Di klub kopi kami berbincang tentang pekerjaan kami, akhir pekan kami — dan kehidupan kami. Pada suatu kesempatan, beberapa anggota membawa gaun untuk dipinjam untuk pernikahan saya dan terjadilah catwalk dadakan.
Saya tidak bisa melakukannya setiap minggu, tapi tidak apa-apa. Kelompoknya cukup besar sehingga tidak ada tekanan.

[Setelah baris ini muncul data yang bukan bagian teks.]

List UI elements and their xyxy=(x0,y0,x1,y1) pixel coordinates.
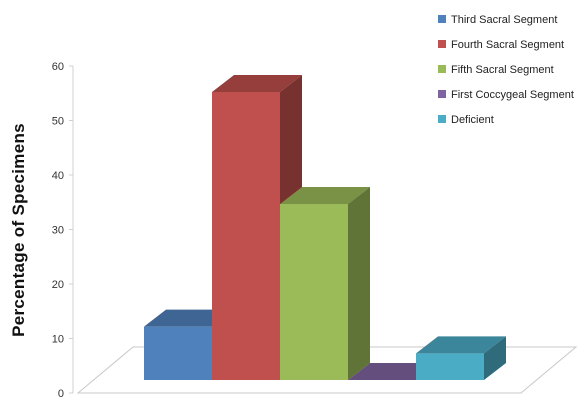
legend-item: Fourth Sacral Segment xyxy=(438,39,564,51)
y-tick-label: 10 xyxy=(52,334,64,346)
legend-item: Fifth Sacral Segment xyxy=(438,64,554,76)
y-tick-label: 20 xyxy=(52,279,64,291)
legend-label: Fifth Sacral Segment xyxy=(451,64,554,76)
legend-swatch xyxy=(438,15,446,23)
y-tick-label: 60 xyxy=(52,61,64,73)
y-axis-label: Percentage of Specimens xyxy=(9,123,28,337)
legend-item: Third Sacral Segment xyxy=(438,14,557,26)
legend-swatch xyxy=(438,90,446,98)
legend-item: Deficient xyxy=(438,114,494,126)
bar xyxy=(280,187,370,380)
y-tick-label: 50 xyxy=(52,116,64,128)
bar-top xyxy=(280,187,370,204)
bar-front xyxy=(212,92,280,380)
bar-top xyxy=(212,75,302,92)
legend-label: First Coccygeal Segment xyxy=(451,89,574,101)
bar-top xyxy=(348,363,438,380)
bar-front xyxy=(144,326,212,380)
bar xyxy=(416,336,506,380)
y-tick-label: 40 xyxy=(52,170,64,182)
legend-label: Deficient xyxy=(451,114,494,126)
y-tick-label: 0 xyxy=(58,388,64,398)
bar-front xyxy=(416,353,484,380)
bar-top xyxy=(416,336,506,354)
legend-swatch xyxy=(438,115,446,123)
y-tick-label: 30 xyxy=(52,225,64,237)
legend-item: First Coccygeal Segment xyxy=(438,89,574,101)
legend-label: Fourth Sacral Segment xyxy=(451,39,564,51)
bar-side xyxy=(484,336,506,380)
legend-swatch xyxy=(438,65,446,73)
legend-swatch xyxy=(438,40,446,48)
bar-top xyxy=(144,309,234,327)
legend-label: Third Sacral Segment xyxy=(451,14,557,26)
bar-front xyxy=(280,204,348,380)
bar xyxy=(348,363,438,380)
bar-side xyxy=(348,187,370,380)
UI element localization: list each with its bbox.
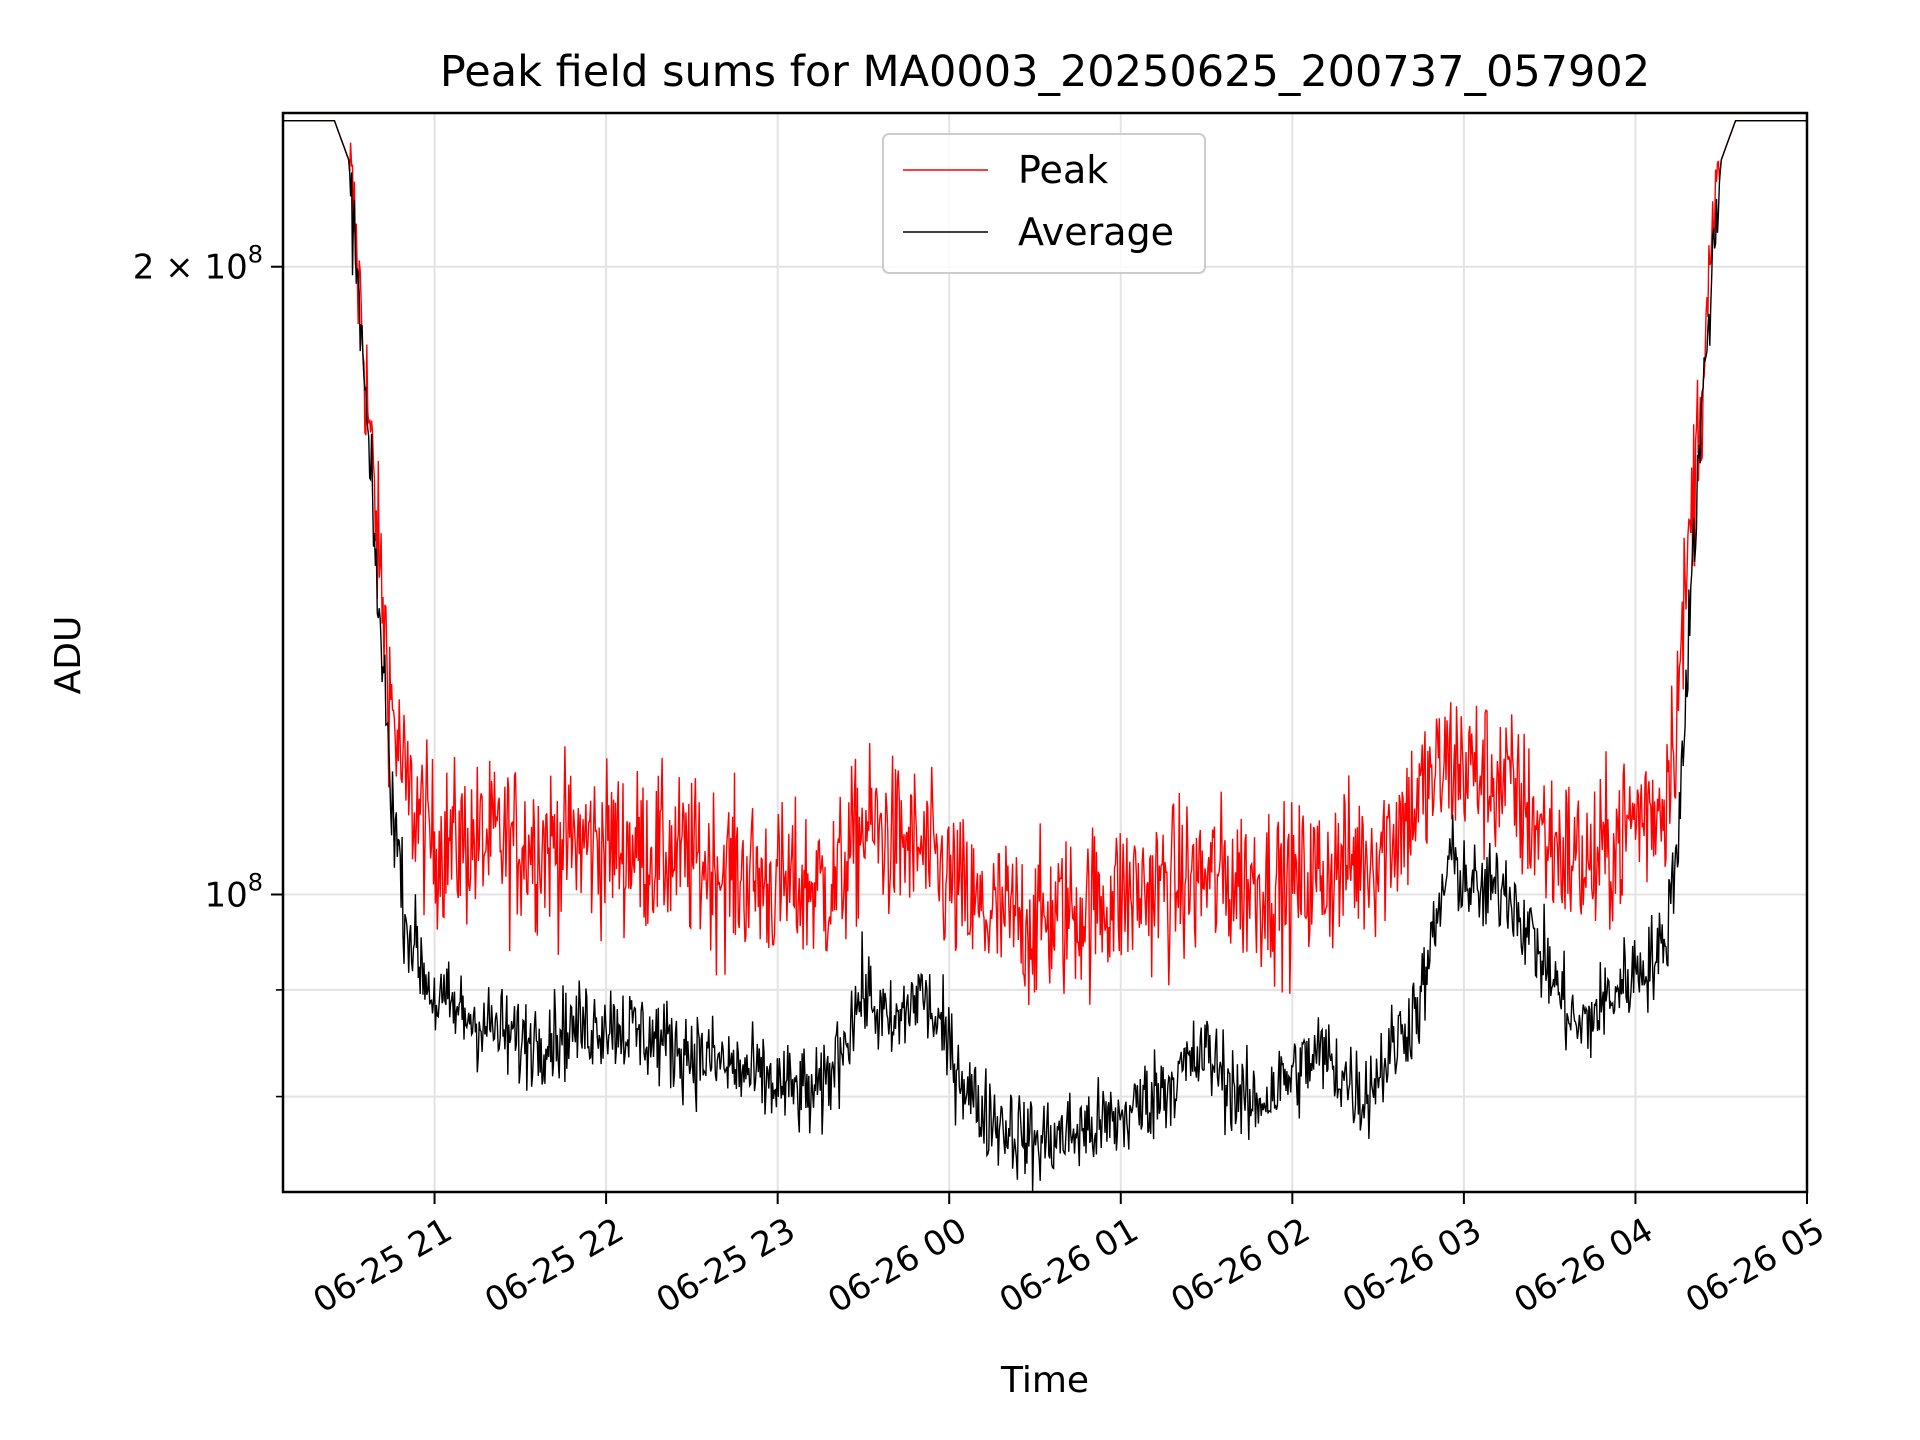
y-axis-ticks: 2 × 108 108 <box>133 241 283 1098</box>
y-axis-label: ADU <box>48 616 89 695</box>
series-line-average <box>283 120 1807 1192</box>
legend: Peak Average <box>882 133 1206 274</box>
x-axis-label: Time <box>1000 1360 1089 1401</box>
chart-title: Peak field sums for MA0003_20250625_2007… <box>440 47 1650 97</box>
legend-label-peak: Peak <box>1018 148 1108 192</box>
legend-label-average: Average <box>1018 210 1174 254</box>
series-layer <box>283 120 1807 1192</box>
plot-frame <box>281 111 1809 1194</box>
y-tick-label: 108 <box>204 868 263 915</box>
series-line-peak <box>283 120 1807 1006</box>
y-tick-label: 2 × 108 <box>133 241 263 288</box>
legend-box <box>882 133 1206 274</box>
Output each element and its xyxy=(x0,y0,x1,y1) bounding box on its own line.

Di antara tekanan pekerjaan dan tekanan penuh sebagai orang tua, pertemuan rutin dengan para wanita ini merupakan sumber getaran dan rasa simpati yang dapat diandalkan. Itu adalah sesuatu yang dinantikan, bukan kewajiban, seperti Stammtisch.
Saya bertanya kepada Werner Hein apakah dia punya saran bagi mereka yang ingin memulai Stammtisch.
Hal ini memerlukan sedikit komitmen, katanya – “komitmen untuk menikmati.”
Dan sebagai imbalannya? Lingkaran hubungan yang hangat, tidak peduli betapa dinginnya di luar.